At first, Daruby Enterprises offered computer software training for the St. Louis Public Schools and other businesses. After six months, Harriman approached SLATE (St. Louis Agency on Training & Employment) to offer vocational training for St. Louis City employees. That required certification—which required program graduates. But she couldn’t get contracts for students without certification. “I ended up giving away some of our services to have some graduates and get certified,” she says. Before long, Daruby moved to larger quarters on Jefferson Avenue, and last year moved to its current Central West End location.

The business continues to grow. Currently, Daruby offers on- and off-site computer software training, and vocational career training for administrative assistant, computer aided drafting, medical assistant and more.

In addition, every student receives customized job readiness training. “This means how to complete a job application and interview, plus what it means to go to work every day, be on time and get along with co-workers,” Harriman says. Daruby’s students come from state and city government agencies and from neighborhood recruiting. Last year 225 students graduated from its various programs and more are expected this year due to welfare reform.

Another part of the business markets specialized seminars to companies, including diversity and motivational training. There are eight staff members.

Daruby helps students find jobs through its wide network of corporate and business contacts, and through frequent job fairs held at the school and area churches. Once a student lands a job, Daruby maintains contact up to a year. This follow through has resulted in an impressive placement rate of 85 percent and a retention rate of 78 percent.

Equally impressive are Harriman’s activities outside Daruby Enterprises. She serves on the Proprietary School Advisory Board, which oversees the school certification process for schools throughout Missouri, and the statewide Commission on Affordability of Higher Education. Harriman recently completed her term on the board of regents for Linn State Technical College, to which she was appointed by Gov. Mel Carnahan.
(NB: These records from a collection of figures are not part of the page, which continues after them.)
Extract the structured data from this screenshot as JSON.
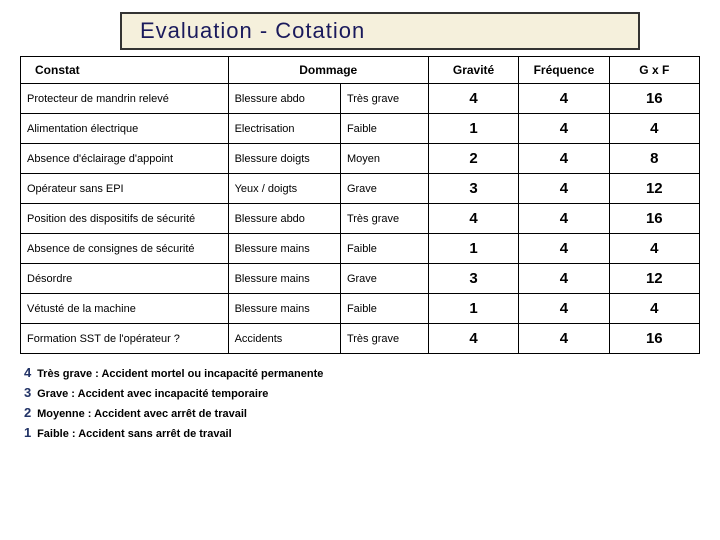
{
  "title": "Evaluation -  Cotation",
  "headers": {
    "constat": "Constat",
    "dommage": "Dommage",
    "gravite": "Gravité",
    "frequence": "Fréquence",
    "gxf": "G x F"
  },
  "rows": [
    {
      "constat": "Protecteur de mandrin relevé",
      "dommage": "Blessure abdo",
      "niveau": "Très grave",
      "g": "4",
      "f": "4",
      "gxf": "16"
    },
    {
      "constat": "Alimentation électrique",
      "dommage": "Electrisation",
      "niveau": "Faible",
      "g": "1",
      "f": "4",
      "gxf": "4"
    },
    {
      "constat": "Absence d'éclairage d'appoint",
      "dommage": "Blessure doigts",
      "niveau": "Moyen",
      "g": "2",
      "f": "4",
      "gxf": "8"
    },
    {
      "constat": "Opérateur sans EPI",
      "dommage": "Yeux / doigts",
      "niveau": "Grave",
      "g": "3",
      "f": "4",
      "gxf": "12"
    },
    {
      "constat": "Position des dispositifs de sécurité",
      "dommage": "Blessure abdo",
      "niveau": "Très grave",
      "g": "4",
      "f": "4",
      "gxf": "16"
    },
    {
      "constat": "Absence de consignes de sécurité",
      "dommage": "Blessure mains",
      "niveau": "Faible",
      "g": "1",
      "f": "4",
      "gxf": "4"
    },
    {
      "constat": "Désordre",
      "dommage": "Blessure mains",
      "niveau": "Grave",
      "g": "3",
      "f": "4",
      "gxf": "12"
    },
    {
      "constat": "Vétusté de la machine",
      "dommage": "Blessure mains",
      "niveau": "Faible",
      "g": "1",
      "f": "4",
      "gxf": "4"
    },
    {
      "constat": "Formation SST de l'opérateur ?",
      "dommage": "Accidents",
      "niveau": "Très grave",
      "g": "4",
      "f": "4",
      "gxf": "16"
    }
  ],
  "legend": [
    {
      "num": "4",
      "text": "Très grave : Accident mortel ou incapacité permanente"
    },
    {
      "num": "3",
      "text": "Grave : Accident avec incapacité temporaire"
    },
    {
      "num": "2",
      "text": "Moyenne : Accident avec arrêt de travail"
    },
    {
      "num": "1",
      "text": "Faible : Accident sans arrêt de travail"
    }
  ],
  "colors": {
    "title_bg": "#f5f0dc",
    "title_border": "#333333",
    "title_text": "#1a1a5c",
    "cell_border": "#000000",
    "legend_num": "#223366"
  }
}
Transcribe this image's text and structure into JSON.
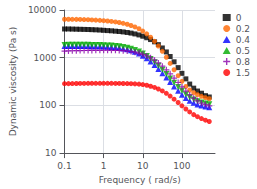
{
  "chart_data": {
    "type": "scatter",
    "xlabel": "Frequency ( rad/s)",
    "ylabel": "Dynamic viscosity (Pa s)",
    "log": true,
    "grid": true,
    "legend": "upper right",
    "xlim": [
      0.1,
      700
    ],
    "ylim": [
      10,
      10000
    ],
    "xticks": [
      0.1,
      1,
      10,
      100
    ],
    "yticks": [
      10,
      100,
      1000,
      10000
    ],
    "x": [
      0.1,
      0.126,
      0.158,
      0.2,
      0.25,
      0.316,
      0.4,
      0.5,
      0.63,
      0.8,
      1.0,
      1.26,
      1.58,
      2.0,
      2.5,
      3.16,
      4.0,
      5.0,
      6.3,
      8.0,
      10,
      12.6,
      15.8,
      20,
      25,
      31.6,
      40,
      50,
      63,
      80,
      100,
      126,
      158,
      200,
      250,
      316,
      400,
      500
    ],
    "series": [
      {
        "name": "0",
        "color": "black",
        "marker": "square",
        "values": [
          4000,
          4000,
          3980,
          3960,
          3940,
          3920,
          3900,
          3870,
          3840,
          3800,
          3750,
          3700,
          3660,
          3600,
          3540,
          3470,
          3380,
          3280,
          3150,
          3000,
          2820,
          2620,
          2400,
          2150,
          1880,
          1600,
          1320,
          1060,
          820,
          620,
          470,
          360,
          280,
          230,
          200,
          180,
          160,
          150
        ]
      },
      {
        "name": "0.2",
        "color": "#FF6600",
        "marker": "circle",
        "values": [
          6400,
          6400,
          6380,
          6360,
          6340,
          6300,
          6260,
          6200,
          6140,
          6060,
          5980,
          5880,
          5760,
          5620,
          5460,
          5260,
          5020,
          4740,
          4420,
          4040,
          3620,
          3160,
          2680,
          2200,
          1760,
          1360,
          1020,
          760,
          560,
          420,
          320,
          250,
          210,
          185,
          168,
          155,
          145,
          138
        ]
      },
      {
        "name": "0.4",
        "color": "blue",
        "marker": "triangle",
        "values": [
          1750,
          1760,
          1760,
          1760,
          1758,
          1755,
          1750,
          1745,
          1738,
          1728,
          1715,
          1698,
          1676,
          1648,
          1612,
          1566,
          1506,
          1432,
          1340,
          1230,
          1104,
          968,
          830,
          700,
          580,
          474,
          384,
          308,
          248,
          202,
          168,
          143,
          125,
          113,
          105,
          99,
          95,
          91
        ]
      },
      {
        "name": "0.5",
        "color": "#00aa00",
        "marker": "triangle-down",
        "values": [
          1850,
          1860,
          1860,
          1862,
          1862,
          1860,
          1858,
          1854,
          1848,
          1840,
          1828,
          1812,
          1792,
          1764,
          1728,
          1680,
          1620,
          1546,
          1454,
          1344,
          1218,
          1082,
          944,
          806,
          676,
          558,
          454,
          368,
          298,
          244,
          202,
          170,
          148,
          133,
          122,
          115,
          110,
          106
        ]
      },
      {
        "name": "0.8",
        "color": "#8800aa",
        "marker": "plus",
        "values": [
          1380,
          1390,
          1398,
          1404,
          1410,
          1416,
          1420,
          1424,
          1428,
          1430,
          1432,
          1432,
          1430,
          1426,
          1418,
          1404,
          1382,
          1350,
          1306,
          1248,
          1176,
          1090,
          992,
          886,
          776,
          665,
          558,
          460,
          374,
          302,
          244,
          200,
          166,
          142,
          125,
          112,
          104,
          98
        ]
      },
      {
        "name": "1.5",
        "color": "red",
        "marker": "circle",
        "values": [
          285,
          286,
          287,
          288,
          289,
          289,
          290,
          290,
          290,
          290,
          290,
          290,
          290,
          289,
          289,
          288,
          287,
          285,
          283,
          279,
          273,
          264,
          252,
          238,
          221,
          201,
          179,
          157,
          135,
          115,
          98,
          84,
          73,
          64,
          58,
          53,
          49,
          46
        ]
      }
    ]
  }
}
Other affiliations include Delta Sigma Theta sorority, an African American women’s service organization, the Black Women’s Entrepreneurial Network, Missouri Employment & Training Association, the National Association of Women Business Owners and the St. Louis Minority Business Council. She has won the YWCA Leadership Award for entrepreneurship, the Unsung Heroine Award from the Top Ladies of Distinction, Inc. and most recently was named a district winner/Welfare-To-Work Entrepreneur by the Small Business Administration.

Unfortunately, Harriman recently encountered another detour, when she learned Cardinal Ritter Institute planned to purchase several lots in the neighborhood for a new high school. But she found an ideal new location: a former nursing home on 3.6 acres in North County, into which Daruby will move in October. “We’ll have our own state-of-the-art early childhood education center, where we can really educate our children, and also educate the parents. It will truly be a family center,” Harriman says. “That will be a real dream-come-true.”